Tested on v1.4.x-head, the following test scenario results in abnormal behavior:

(1) In cluster A, create volume “test-1” and create pv/pvc in default namespace, all from Longhorn UI (2) Create a pod using this volume:

apiVersion: v1
kind: Pod
metadata:
  name: test-pod-1
spec:
  containers:
    - name: sleep
      image: busybox
      imagePullPolicy: IfNotPresent
      args: ["/bin/sh", "-c", "while true;do date;sleep 5; done"]
      volumeMounts:
        - name: pod-data
          mountPath: /data
  volumes:
    - name: pod-data
      persistentVolumeClaim:
        claimName: test-1  

(3) Create backup for this volume image (4) Create system backup

(5) In cluster B, restore this system backup => Volume test-1 can be found restored on Longhorn UI, but it’s in faulted state, the job log keeps printing the following messages forvever:

time="2022-12-26T03:48:36Z" level=debug msg="Restoring PersistentVolumeList" backupTargetURL="s3://yang-test-4@us-east-1/" controller=longhorn-system-rollout engineImage="longhornio/longhorn-engine:v1.4.x-head" error="volume is waiting to restore data" systemRestore=test-1
time="2022-12-26T03:48:37Z" level=debug msg="Restoring PersistentVolumeClaimList" backupTargetURL="s3://yang-test-4@us-east-1/" controller=longhorn-system-rollout engineImage="longhornio/longhorn-engine:v1.4.x-head" error="persistentvolume \"test-1\" not found" systemRestore=test-1

(6) delete the restore job and the faulted volume, and retry the restore process again, somehow the restore can be completed without problems. (7) In cluster B, create a pod like step 2 to use the restored volume test-1 => After the volume is attached and becomes healthy, there is a abnormal snapshot appearing in the snapshots list: image

For the above abnormal behavior, no need to create volume/pv/pvc manually from Longhorn UI, it can be reproduced by dynamic provisioning as following steps:

In cluster A (1) kubectl apply -f https://raw.githubusercontent.com/longhorn/longhorn/master/examples/statefulset.yaml (2) create backup for a volume from Longhorn UI (3) create system backup

In cluster B (4) restore this system backup => the volume has backup will become faulted state (5) delete the restored volume and restore job, and then retry restore again => volumes can be restored without error, the restored volumes remain in detached state (6) kubectl apply -f https://raw.githubusercontent.com/longhorn/longhorn/master/examples/statefulset.yaml => volume states transfer from detached to healthy, and the volume has backup will have a snapshot with invalid date

@c3y1huang Am I missing anything or have any other restrict or prerequisite for restore?

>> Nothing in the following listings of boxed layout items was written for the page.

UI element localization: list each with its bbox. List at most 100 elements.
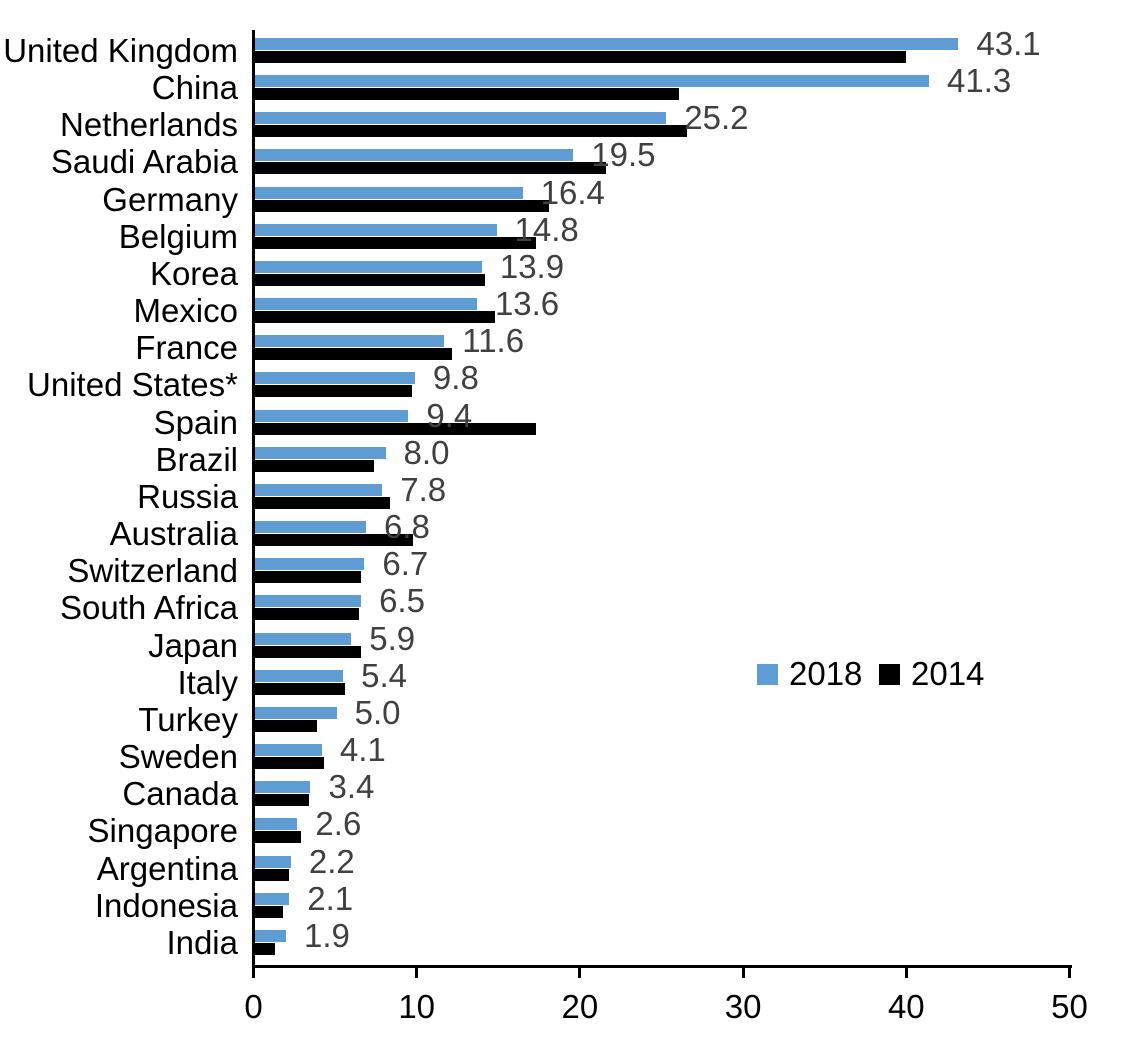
value-label: 19.5 — [591, 136, 656, 174]
legend-label-2014: 2014 — [911, 655, 985, 692]
category-label: South Africa — [60, 589, 238, 627]
bar-2014 — [255, 348, 453, 361]
value-label: 11.6 — [462, 322, 525, 360]
bar-2014 — [255, 571, 362, 584]
category-label: United States* — [27, 366, 238, 404]
x-axis-tick-label: 10 — [398, 988, 436, 1025]
category-label: Canada — [122, 775, 238, 813]
bar-2018 — [255, 298, 477, 311]
bar-2014 — [255, 236, 536, 249]
bar-2018 — [255, 558, 365, 571]
value-label: 13.9 — [499, 247, 565, 285]
category-label: Brazil — [155, 440, 238, 478]
bar-2014 — [255, 459, 375, 472]
category-label: Singapore — [87, 812, 238, 850]
category-label: Germany — [102, 180, 238, 218]
bar-2018 — [255, 595, 362, 608]
category-label: Spain — [153, 403, 238, 441]
bar-2018 — [255, 186, 523, 199]
category-label: Mexico — [133, 292, 238, 330]
value-label: 8.0 — [403, 433, 450, 471]
bar-2014 — [255, 831, 301, 844]
bar-2014 — [255, 162, 606, 175]
bar-2018 — [255, 483, 383, 496]
value-label: 6.5 — [379, 582, 425, 620]
x-axis-tick-label: 50 — [1051, 988, 1088, 1025]
value-label: 1.9 — [304, 916, 350, 954]
value-label: 41.3 — [947, 62, 1012, 100]
value-label: 16.4 — [540, 173, 605, 211]
bar-2014 — [255, 534, 414, 547]
bar-2018 — [255, 669, 344, 682]
bar-2018 — [255, 112, 667, 125]
bar-2018 — [255, 744, 322, 757]
bar-2018 — [255, 892, 290, 905]
value-label: 2.1 — [307, 879, 354, 917]
bar-2018 — [255, 149, 574, 162]
category-label: France — [135, 329, 238, 367]
bar-2018 — [255, 223, 497, 236]
category-label: China — [151, 69, 238, 107]
bar-2014 — [255, 51, 907, 63]
category-label: Japan — [148, 626, 238, 664]
x-axis-tick-label: 0 — [244, 988, 263, 1025]
x-axis-tick — [578, 968, 582, 978]
value-label: 25.2 — [684, 99, 749, 137]
category-label: Australia — [109, 515, 238, 553]
value-label: 9.8 — [432, 359, 479, 397]
value-label: 9.4 — [426, 396, 473, 434]
bar-2018 — [255, 929, 286, 942]
bar-2014 — [255, 273, 486, 286]
bar-2018 — [255, 335, 445, 348]
bar-2018 — [255, 818, 298, 831]
bar-2014 — [255, 942, 275, 955]
value-label: 4.1 — [339, 731, 386, 769]
legend-swatch-2014 — [879, 664, 900, 685]
bar-2018 — [255, 855, 291, 868]
value-label: 7.8 — [400, 470, 447, 508]
category-label: India — [166, 923, 238, 961]
value-label: 5.0 — [354, 693, 401, 731]
value-label: 5.9 — [369, 619, 416, 657]
x-axis-tick — [1068, 968, 1071, 978]
category-label: Korea — [149, 254, 238, 292]
x-axis-tick-label: 40 — [887, 988, 925, 1025]
value-label: 6.8 — [383, 508, 430, 546]
bar-2014 — [255, 88, 680, 101]
bar-2018 — [255, 372, 415, 385]
category-label: Turkey — [138, 700, 238, 738]
category-label: Sweden — [118, 738, 238, 776]
value-label: 14.8 — [514, 210, 579, 248]
category-label: Russia — [137, 477, 238, 515]
bar-2018 — [255, 409, 409, 422]
value-label: 5.4 — [361, 656, 407, 694]
x-axis-tick — [252, 968, 255, 978]
x-axis-tick — [741, 968, 745, 978]
bar-2014 — [255, 199, 549, 212]
bar-2014 — [255, 868, 290, 881]
bar-2014 — [255, 311, 495, 324]
bar-2014 — [255, 757, 324, 770]
bar-2014 — [255, 719, 318, 732]
bar-2014 — [255, 385, 412, 398]
category-label: Switzerland — [67, 552, 238, 590]
bar-2014 — [255, 422, 536, 435]
bar-2014 — [255, 682, 345, 695]
category-label: Saudi Arabia — [50, 143, 238, 181]
bar-2018 — [255, 75, 930, 88]
category-label: Netherlands — [60, 106, 238, 144]
value-label: 13.6 — [494, 285, 560, 323]
category-label: Indonesia — [94, 886, 238, 924]
bar-2018 — [255, 446, 386, 459]
value-label: 2.2 — [308, 842, 355, 880]
y-axis-line — [252, 30, 255, 968]
bar-2014 — [255, 905, 283, 918]
bar-2014 — [255, 608, 360, 621]
category-label: Belgium — [118, 217, 238, 255]
x-axis-tick — [904, 968, 908, 978]
bar-2018 — [255, 521, 366, 534]
category-label: Argentina — [96, 849, 238, 887]
bar-2014 — [255, 125, 688, 138]
x-axis-tick-label: 30 — [724, 988, 762, 1025]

I don’t think it will. Because the system restore will only leverage volume backup restore, the behavior will be the same as restoring volume backup. (the restored volume will have no snapshots)

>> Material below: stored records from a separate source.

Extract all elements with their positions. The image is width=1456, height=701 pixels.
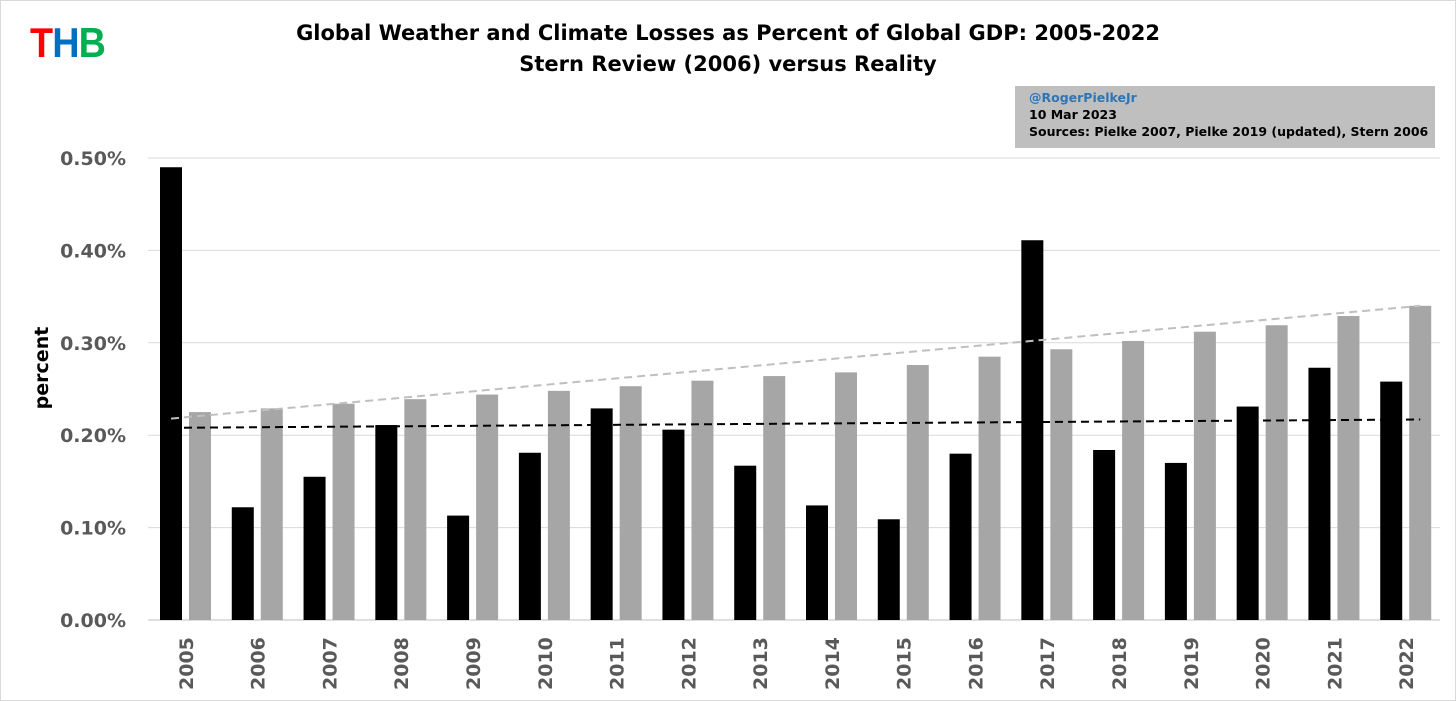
logo-t: T <box>30 19 53 66</box>
stern-bar-2018 <box>1122 340 1145 620</box>
x-tick-label: 2008 <box>391 637 413 690</box>
reality-bar-2021 <box>1308 367 1331 620</box>
stern-bar-2014 <box>835 372 857 620</box>
reality-bar-2017 <box>1021 240 1044 620</box>
logo-h: H <box>52 19 79 66</box>
y-tick-label: 0.40% <box>60 240 126 262</box>
annotation-sources: Sources: Pielke 2007, Pielke 2019 (updat… <box>1029 124 1429 139</box>
x-tick-label: 2007 <box>319 637 341 690</box>
stern-bar-2016 <box>978 356 1001 620</box>
reality-bar-2006 <box>231 507 254 620</box>
x-tick-label: 2006 <box>248 637 270 690</box>
x-tick-label: 2005 <box>176 637 198 690</box>
x-tick-label: 2013 <box>750 637 772 690</box>
x-tick-label: 2020 <box>1253 637 1275 690</box>
source-annotation: @RogerPielkeJr 10 Mar 2023 Sources: Piel… <box>1015 86 1435 148</box>
reality-bar-2011 <box>590 408 613 620</box>
x-tick-label: 2011 <box>607 637 629 690</box>
reality-bar-2016 <box>949 453 972 620</box>
stern-bar-2019 <box>1193 331 1216 620</box>
stern-bar-2008 <box>404 399 427 620</box>
x-tick-label: 2016 <box>965 637 987 690</box>
x-tick-label: 2017 <box>1037 637 1059 690</box>
y-axis-label: percent <box>31 327 53 410</box>
reality-bar-2022 <box>1380 381 1403 620</box>
reality-bar-2007 <box>303 476 326 620</box>
reality-bar-2020 <box>1236 406 1259 620</box>
reality-bar-2019 <box>1164 462 1187 620</box>
reality-bar-2018 <box>1093 449 1116 620</box>
reality-bar-2005 <box>160 167 182 621</box>
stern-bar-2009 <box>476 394 499 620</box>
x-tick-label: 2019 <box>1181 637 1203 690</box>
thb-logo: THB <box>30 19 106 66</box>
annotation-date: 10 Mar 2023 <box>1029 107 1117 122</box>
x-tick-label: 2022 <box>1396 637 1418 690</box>
y-tick-label: 0.30% <box>60 333 126 355</box>
stern-bar-2021 <box>1337 316 1360 620</box>
reality-bar-2013 <box>734 465 757 620</box>
stern-bar-2020 <box>1265 325 1288 620</box>
author-handle: @RogerPielkeJr <box>1029 90 1137 105</box>
stern-bar-2017 <box>1050 349 1073 620</box>
stern-bar-2011 <box>619 386 642 620</box>
stern-trendline <box>170 304 1421 420</box>
y-tick-label: 0.10% <box>60 518 126 540</box>
x-tick-label: 2009 <box>463 637 485 690</box>
stern-bar-2010 <box>547 390 570 620</box>
stern-bar-2006 <box>260 408 283 620</box>
x-tick-label: 2012 <box>678 637 700 690</box>
y-tick-label: 0.00% <box>60 610 126 632</box>
chart-title-block: Global Weather and Climate Losses as Per… <box>0 18 1456 80</box>
reality-bar-2012 <box>662 429 685 620</box>
reality-bar-2008 <box>375 425 398 620</box>
x-tick-label: 2021 <box>1324 637 1346 690</box>
stern-bar-2012 <box>691 380 714 620</box>
y-tick-label: 0.50% <box>60 148 126 170</box>
reality-bar-2015 <box>877 519 900 620</box>
chart-subtitle: Stern Review (2006) versus Reality <box>519 52 937 76</box>
stern-bar-2013 <box>763 376 786 620</box>
stern-bar-2015 <box>906 364 929 620</box>
reality-bar-2010 <box>518 452 541 620</box>
x-tick-label: 2010 <box>535 637 557 690</box>
x-tick-label: 2018 <box>1109 637 1131 690</box>
x-tick-label: 2015 <box>894 637 916 690</box>
x-tick-label: 2014 <box>822 637 844 690</box>
logo-b: B <box>78 19 106 66</box>
stern-bar-2005 <box>189 412 211 620</box>
reality-trendline <box>170 418 1421 429</box>
stern-bar-2007 <box>332 403 355 620</box>
reality-bar-2014 <box>806 505 828 620</box>
chart-title: Global Weather and Climate Losses as Per… <box>296 21 1160 45</box>
stern-bar-2022 <box>1409 305 1432 620</box>
y-tick-label: 0.20% <box>60 425 126 447</box>
reality-bar-2009 <box>447 515 470 620</box>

Wait. We should only allow restoring the system backup to the cluster with the same Longhorn version. @c3y1huang correct?

Yes, see restore path.

The test is good but it seems not valid enough because the RC1 is still a transient version. Does RC2 work well if restoring from a backup created by RC2? I think yes, because it’s a best criteria .

However, this means we need to pay attention to system backup n restore backward compatibility for the system backup created by a previous version.

@khushboo-rancher Let’s add this test case to the regression testing if not yet.